On the other hand, S477N, Q493R, G496S, Q498R, and N501Y mutations confer additional strength to the ACE2 binding, while N477 (OV) forms new HBs with S19 on ACE2. Interestingly, our findings indicate that the main source of increased binding is due to the formation of two new strong salt bridges between R493 and R498 of OV and E35 and D38 on ACE2 with pair interaction strengths of −11 and −6.5 kcal/mol, respectively, which was not observed in the WT (Figure b,c). According to our findings, the dominant mutations in the OV that enhance electrostatic interactions to ACE2 are Q493R and Q498R. This finding is in full agreement with experimental results.[53,54] R493 (OV) can also form a salt bridge with D38 with pair interaction strength of −4.5 kcal/mol, but it also makes a weak unfavorable pair with K353 and loses the pair with K31 that exists in the WT. R498 (OV) retains the pairings with Y41 and Q42, but they are stronger than Q498 (WT). However, it loses the pair with K353 because of the N501Y mutation.[17] Unlike G496 of WT, the aliphatic hydroxyl group of S496 (OV) also forms new HBs with D38 on ACE2 with pair interaction strength of −4.3 kcal/mol and maintains the HB with K353 (Figure b,c). Just like in Alpha and Beta VOC, Y501 forms more pairings than N501 of WT (Figure b,c).[17] The number of pairs between Y501 of OV and ACE2 residues is the same as in Alpha and Beta, but their interaction strengths change, particularly the Y501:D38 pair (−0.35 of OV vs −4 kcal/mol of Alpha or Beta[17]).

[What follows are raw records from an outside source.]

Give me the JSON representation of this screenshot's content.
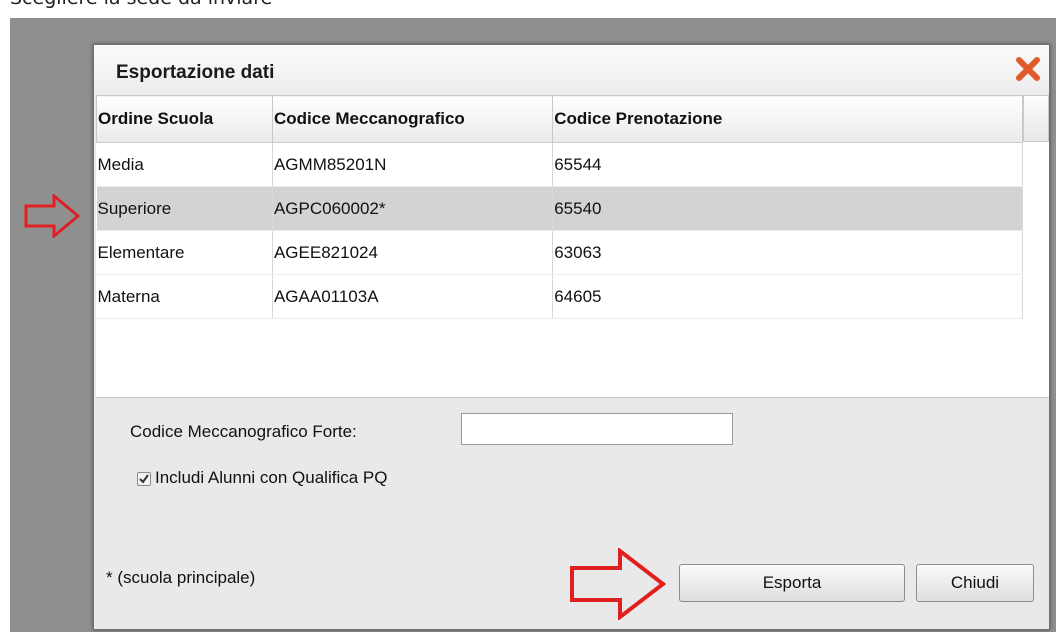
{
  "page": {
    "caption": "Scegliere la sede da inviare"
  },
  "dialog": {
    "title": "Esportazione dati",
    "close_icon": "close-icon"
  },
  "table": {
    "headers": [
      "Ordine Scuola",
      "Codice Meccanografico",
      "Codice Prenotazione"
    ],
    "rows": [
      [
        "Media",
        "AGMM85201N",
        "65544"
      ],
      [
        "Superiore",
        "AGPC060002*",
        "65540"
      ],
      [
        "Elementare",
        "AGEE821024",
        "63063"
      ],
      [
        "Materna",
        "AGAA01103A",
        "64605"
      ]
    ],
    "selected_row": 1
  },
  "form": {
    "label": "Codice Meccanografico Forte:",
    "value": "",
    "checkbox_label": "Includi Alunni con Qualifica PQ",
    "checkbox_checked": true
  },
  "footer": {
    "note": "* (scuola principale)",
    "export_label": "Esporta",
    "close_label": "Chiudi"
  },
  "colors": {
    "annotation_arrow": "#e02020",
    "close_icon": "#e05a2a",
    "selected_row": "#d3d3d3"
  }
}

In conclusion, comprehensive MD simulations have been performed to investigate the effects of OV RBD mutations on ACE2 human cell receptor binding. Our results shed light on the critical roles of the new OV mutations in the conformational changes of RBD (S371L, S373P, and S375F) and changes in its electrostatic potential surface (N440K, T478K, E484A, Q493R, Q498R, and Y505H). As a result, the overall electrostatic attraction between the positively charged OV RBD and the negatively charged ACE2 receptor is twice as strong as in the WT, leading to increased OV contagiousness as well as to the escape from neutralizing antibodies. Our analysis also shows that the loss of some interactions caused by K417N, G446S, and Y505H is completely compensated by the formation of new pairs from S477N, Q493R, G496S, Q498R, and N501Y, resulting in an overall stronger binding of OV’s RBD-ACE2.